Bis heute finden nicht nur im dogmatischen Amerika für die Wirtschaft maßgebliche Glaubenssätze ihre Wurzeln in protestantischen Lehren. In Großbritannien erlaubte die Abkopplung von der katholischen Kirche im 19. Jahrhundert die Entstehung des Manchesterkapitalismus. Dem Beispiel Luthers folgten Reformatoren wie Johannes Calvin, dessen Lehren zur protestantischen Askese bis heute nachwirken.
Im Sachbuch des Tectum Verlags (ISBN 978-3-8288-3958-8) mit dem Titel „Schluss mit Luther – Von den Irrwegen eines Radikalen“ gibt Peter Henkel im Reformationsjahr 2017 eine Fülle weiterer, weniger bekannter Fakten über den Mann preis, für den nicht nur in deutschen Städten Denkmäler gebaut wurden. Der Journalist Peter Henkel, bekannt u.a. aus der Frankfurter Rundschau, fügt mit seinem Buch über die „Lichtgestalt“ Martin Luther der Literatur nicht einfach nur einen weiteren Titel hinzu, der sich mit Leben und Werk dieses Protestanten befasst. Er leitet vielmehr den Leser dazu an, Martin Luther „nicht wie üblich als Glücksfall der Weltgeschichte“ zu verstehen.
Während sich Theologen bei Kritik an Luther um einen zerbrechlichen Konsens sorgen, redet Henkel Fraktur. Luther war kein Pionier der Zukunft, sondern eher Reaktionär. „Von Luthers kühner, widersprüchlicher und im Kern deprimierender Dogmatik trennen uns Heutige und darunter die große Mehrzahl der Gläubigen tiefe Gräben“, schreibt Henkel und kritisiert die „postfaktisch“ „erfundenen oder zurechtgestutzten Legenden und hübschen Anekdoten“.
Mit Akribie geht Henkel den historischen Quellen nach und beweist eine glückliche Hand beim Griff in die inzwischen unübersehbar umfangreiche Literatur über Martin Luther, um Daten und Fakten zu präsentieren, die in keiner Kirche gepredigt werden.
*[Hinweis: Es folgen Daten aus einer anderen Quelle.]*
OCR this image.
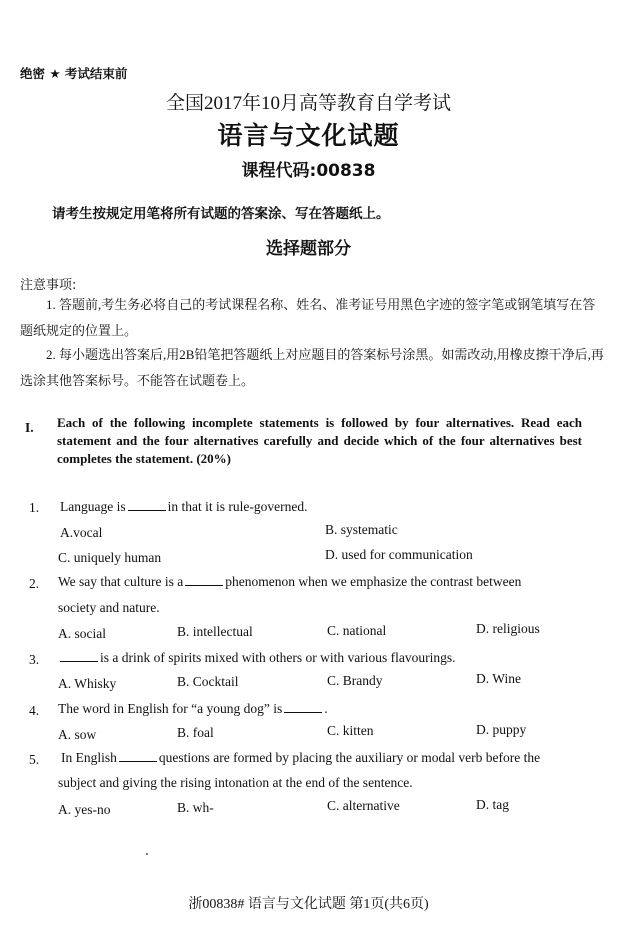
绝密 ★ 考试结束前
全国2017年10月高等教育自学考试
语言与文化试题
课程代码:00838
请考生按规定用笔将所有试题的答案涂、写在答题纸上。
选择题部分
注意事项:
1. 答题前,考生务必将自己的考试课程名称、姓名、准考证号用黑色字迹的签字笔或钢笔填写在答题纸规定的位置上。
2. 每小题选出答案后,用2B铅笔把答题纸上对应题目的答案标号涂黑。如需改动,用橡皮擦干净后,再选涂其他答案标号。不能答在试题卷上。
I. Each of the following incomplete statements is followed by four alternatives. Read each statement and the four alternatives carefully and decide which of the four alternatives best completes the statement. (20%)
1. Language is	in that it is rule-governed.
A.vocal	B. systematic
C. uniquely human	D. used for communication
2. We say that culture is a	phenomenon when we emphasize the contrast between
society and nature.
A. social	B. intellectual	C. national	D. religious
3.	is a drink of spirits mixed with others or with various flavourings.
A. Whisky	B. Cocktail	C. Brandy	D. Wine
4. The word in English for “a young dog” is	.
A. sow	B. foal	C. kitten	D. puppy
5. In English	questions are formed by placing the auxiliary or modal verb before the
subject and giving the rising intonation at the end of the sentence.
A. yes-no	B. wh-	C. alternative	D. tag
浙00838# 语言与文化试题 第1页(共6页)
Henkel macht sich den gesunden Menschenverstand seiner Leser zunutze, um Luther als vermeintlichen Impulsgeber „tiefschürfender und leidenschaftlicher religiöser Auseinandersetzung“ zu relativieren. „Wenig wahrscheinlich ist dies schon deshalb, weil nach jüngeren Schätzungen 90 Prozent der damals höchstens zwölf Millionen Einwohner zwischen Nord- und Bodensee nicht lesen konnten.“
Wer das Buch von Henkel liest fragt sich, ob Deutschland nicht größere Denker zu ehren weiß als einen in der Satanologie gefangenen Martin Luther. Welcher Kirchensteuerzahler ist sich Luthers „bizzare Welt“, wie Henkel sie nennt, bewusst, die sich noch heute in Kirchen wiederfindet? Henkel sieht „das Verhältnis Gott/Teufel bei Luther erschreckend kompliziert“.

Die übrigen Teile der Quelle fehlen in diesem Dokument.